Thanks to the efforts of Carl Sagan, the following photo was taken by the Voyager spacecraft in 1990. It shows what our planet looks like from 3.7 billion miles away. This is the farthest distance the earth has ever been photographed.
From this vantage point, there's no way to tell the planet in the picture harbors intelligent life. It's just another point of light, a pale blue dot. The picture shows just how small and insignificant we are in the cosmos.
Carl Sagan's wife, Ann Druyan, suggested a very interesting experiment based on the photo. It reveals how ridiculous our religious beliefs look to an alien civilization:
"Look back again at the pale blue dot. Take a good long look at it. Stare at the dot for any length of time and then try to convince yourself that God created the whole Universe for one of the 10 million or so species of life that inhabit that speck of dust.
Now take it a step further: Imagine that everything was made just for a single shade of that species or gender, or ethnic or religious subdivision. If this doesn't strike you as unlikely, pick another dot. Imagine it to be inhabited by a different form of intelligent life. They, too, cherish the notion of a God who has created everything for their benefit. How seriously do you take their claim?
Carl Sagan, in his book "Pale Blue Dot", goes on to say:
"You might imagine an uncharitable extraterrestrial observer looking down on our species... - with us excitedly chattering, "The Universe is created for us!

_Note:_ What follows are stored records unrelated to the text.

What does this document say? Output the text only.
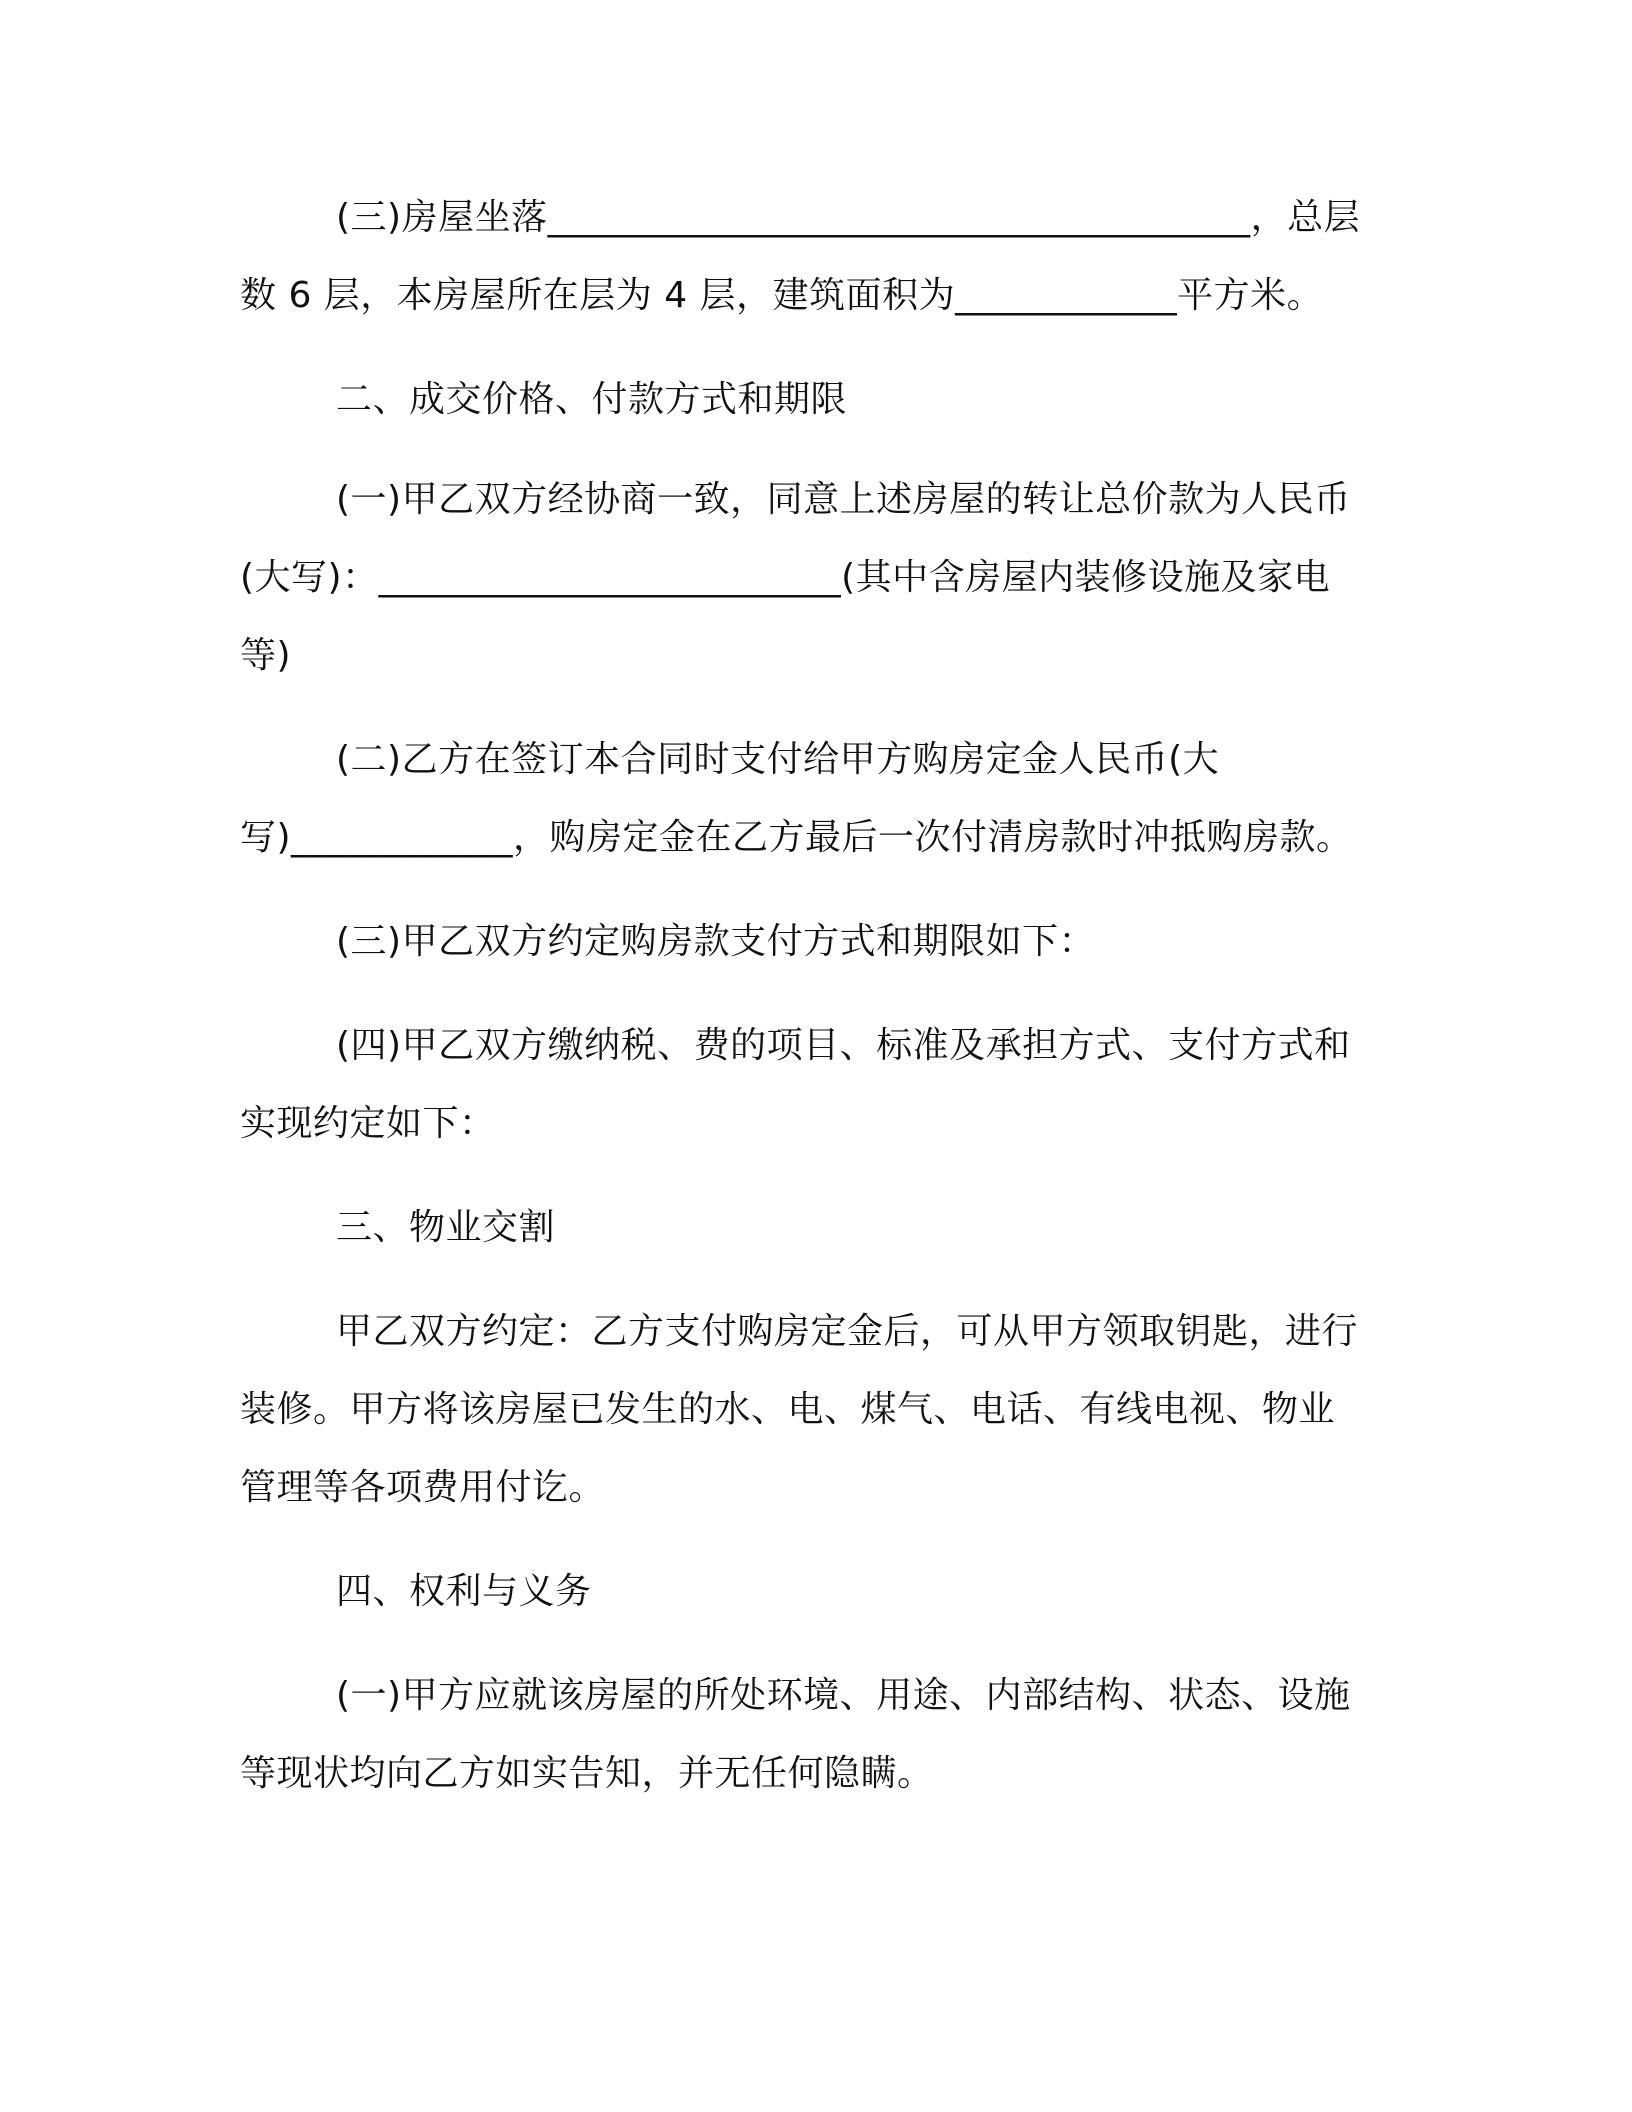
(三)房屋坐落______________________________________，总层
数 6 层，本房屋所在层为 4 层，建筑面积为____________平方米。
二、成交价格、付款方式和期限
(一)甲乙双方经协商一致，同意上述房屋的转让总价款为人民币
(大写)：_________________________(其中含房屋内装修设施及家电
等)
(二)乙方在签订本合同时支付给甲方购房定金人民币(大
写)____________，购房定金在乙方最后一次付清房款时冲抵购房款。
(三)甲乙双方约定购房款支付方式和期限如下：
(四)甲乙双方缴纳税、费的项目、标准及承担方式、支付方式和
实现约定如下：
三、物业交割
甲乙双方约定：乙方支付购房定金后，可从甲方领取钥匙，进行
装修。甲方将该房屋已发生的水、电、煤气、电话、有线电视、物业
管理等各项费用付讫。
四、权利与义务
(一)甲方应就该房屋的所处环境、用途、内部结构、状态、设施
等现状均向乙方如实告知，并无任何隐瞒。
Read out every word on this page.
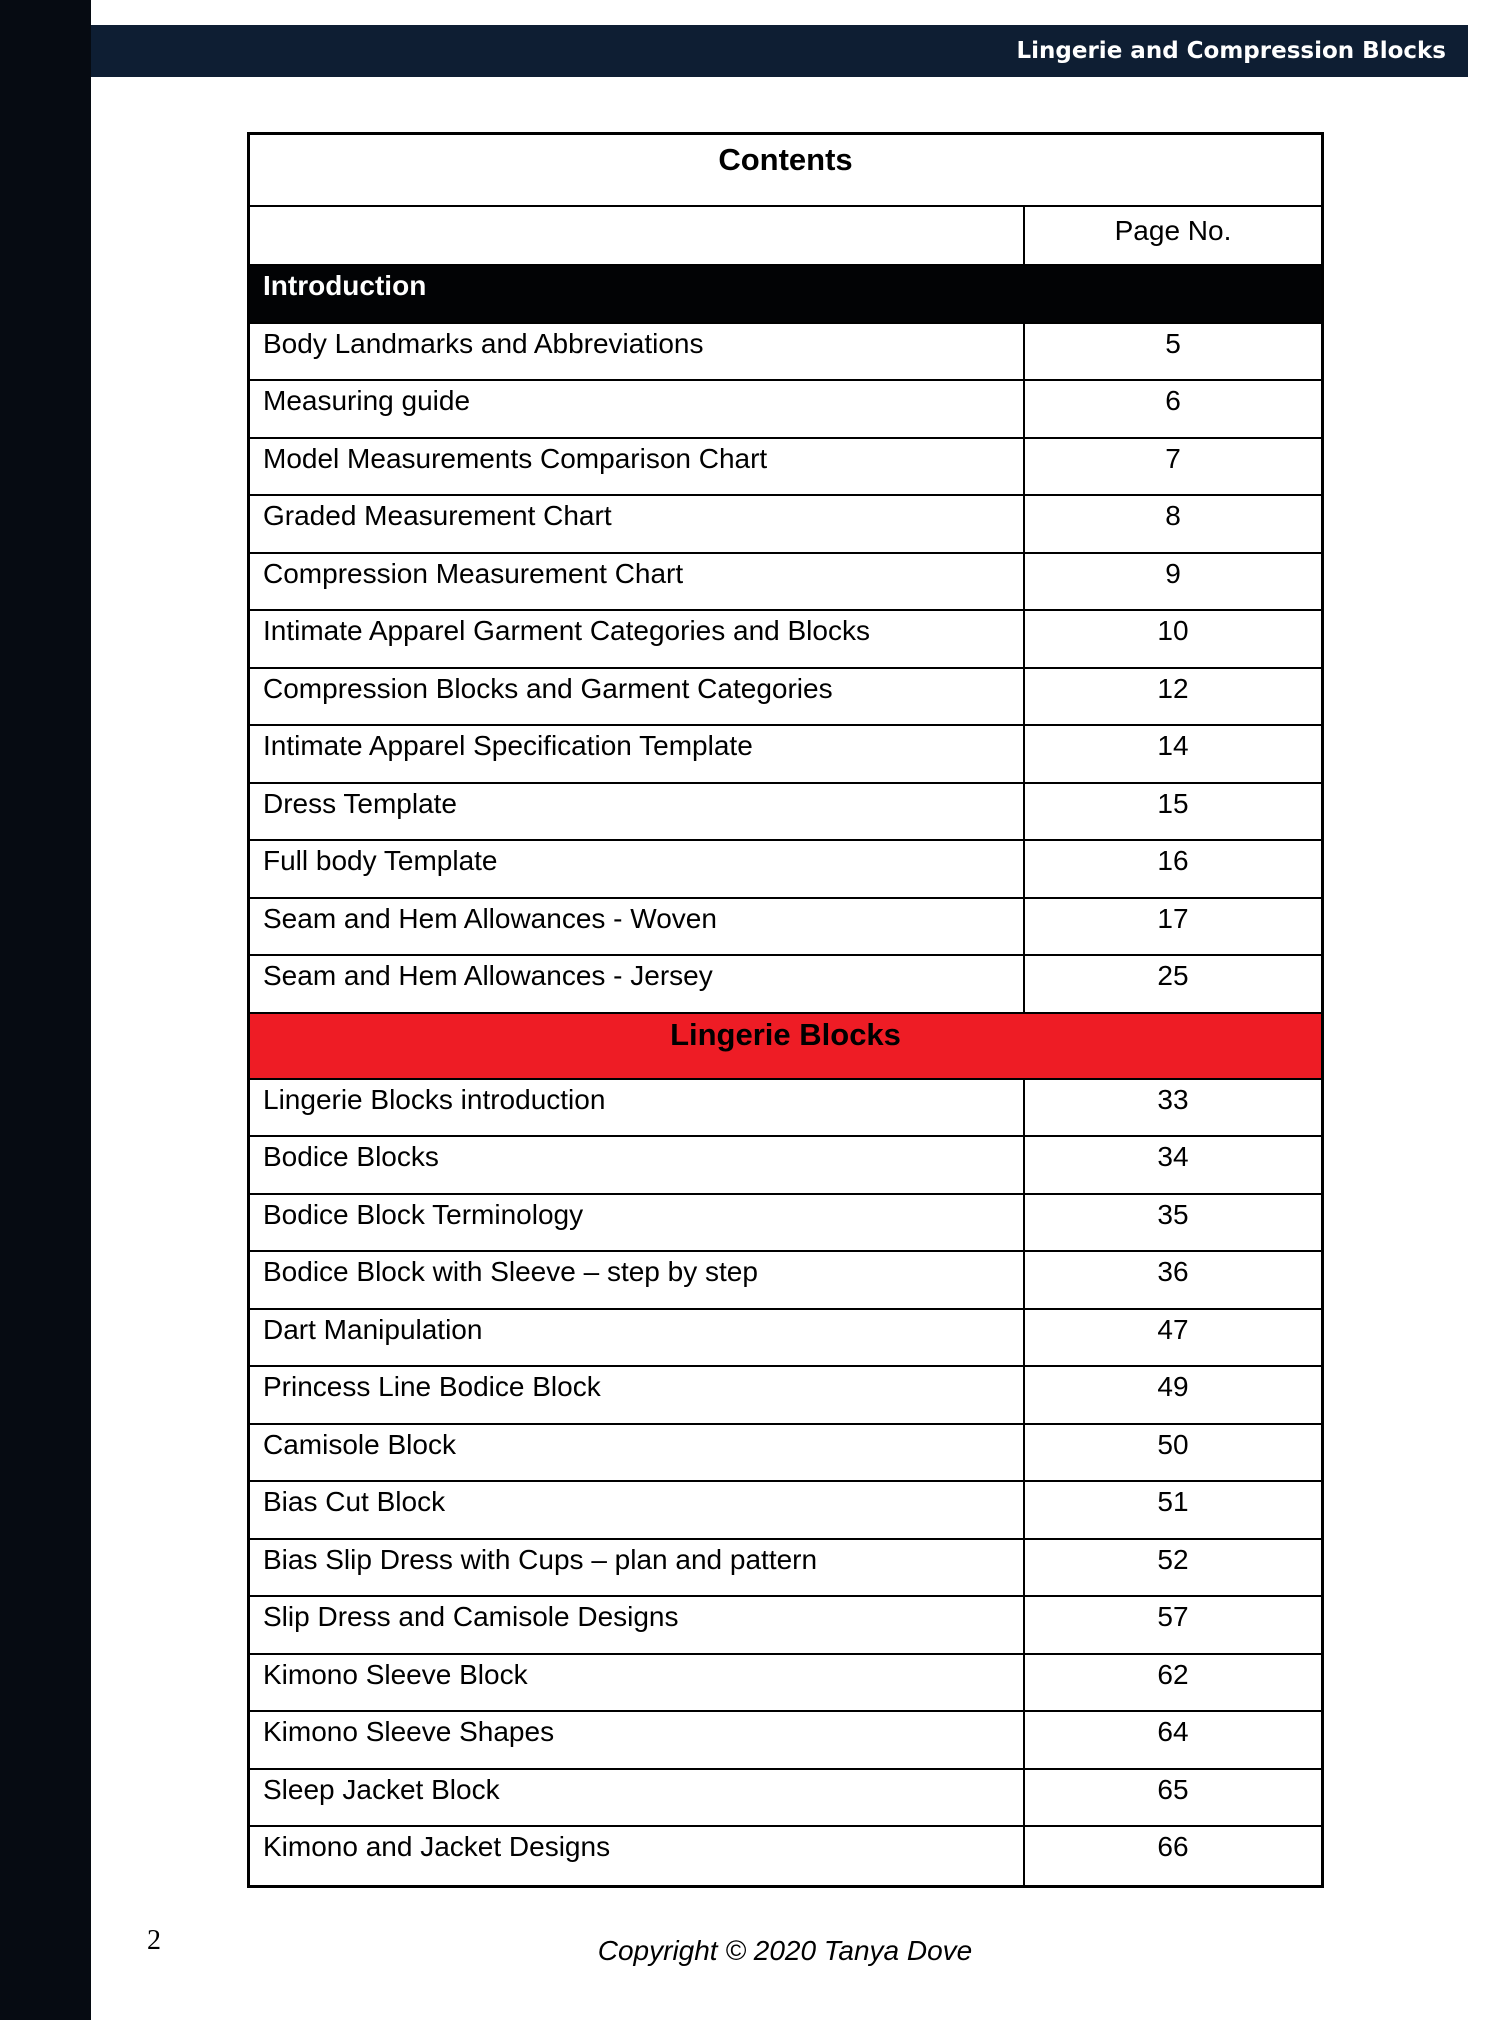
Lingerie and Compression Blocks
Contents
Page No.
Introduction
Body Landmarks and Abbreviations	5
Measuring guide	6
Model Measurements Comparison Chart	7
Graded Measurement Chart	8
Compression Measurement Chart	9
Intimate Apparel Garment Categories and Blocks	10
Compression Blocks and Garment Categories	12
Intimate Apparel Specification Template	14
Dress Template	15
Full body Template	16
Seam and Hem Allowances - Woven	17
Seam and Hem Allowances - Jersey	25
Lingerie Blocks
Lingerie Blocks introduction	33
Bodice Blocks	34
Bodice Block Terminology	35
Bodice Block with Sleeve – step by step	36
Dart Manipulation	47
Princess Line Bodice Block	49
Camisole Block	50
Bias Cut Block	51
Bias Slip Dress with Cups – plan and pattern	52
Slip Dress and Camisole Designs	57
Kimono Sleeve Block	62
Kimono Sleeve Shapes	64
Sleep Jacket Block	65
Kimono and Jacket Designs	66
2	Copyright © 2020 Tanya Dove
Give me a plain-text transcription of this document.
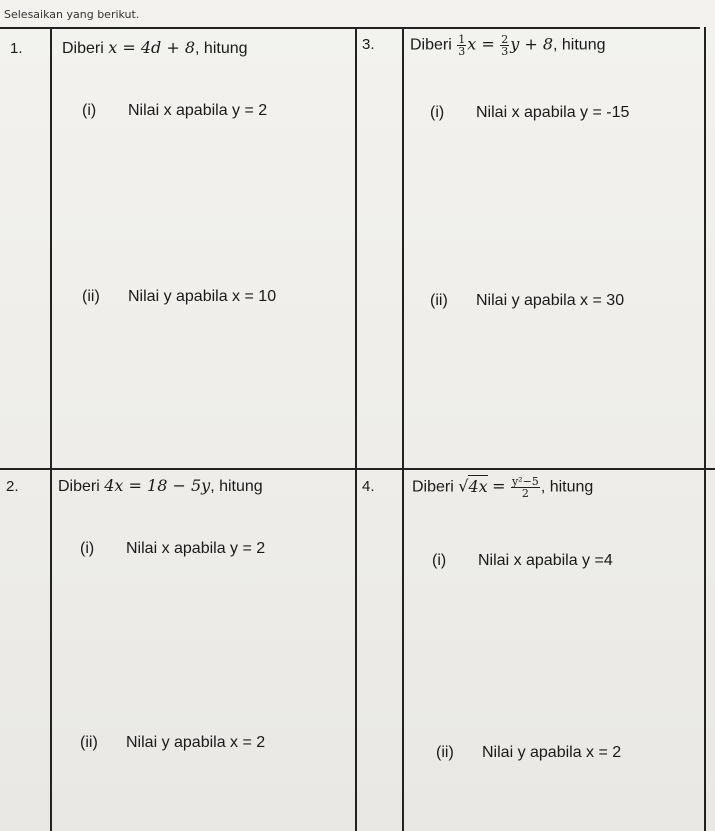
Selesaikan yang berikut.
1. Diberi x = 4d + 8, hitung
(i) Nilai x apabila y = 2
(ii) Nilai y apabila x = 10
3. Diberi $\frac{1}{3}$ $x = \frac{2}{3}$ y + 8, hitung
(i) Nilai x apabila y = -15
(ii) Nilai y apabila x = 30
2. Diberi 4x = 18 − 5y, hitung
(i) Nilai x apabila y = 2
(ii) Nilai y apabila x = 2
4. Diberi $√4x = \frac{\text{y²−5}}{2}$ , hitung
(i) Nilai x apabila y =4
(ii) Nilai y apabila x = 2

We're at the center! Everything pays homage to us!" -and concluding that our pretensions are amusing, our aspirations pathetic, that this must be the planet of the idiots."
It's hard to disagree with him. All the heartache that's been caused over religion on this tiny little speck of dust has been so wasteful. If people could only open their eyes and see where we truly stand in the cosmos, the world would be a much better place.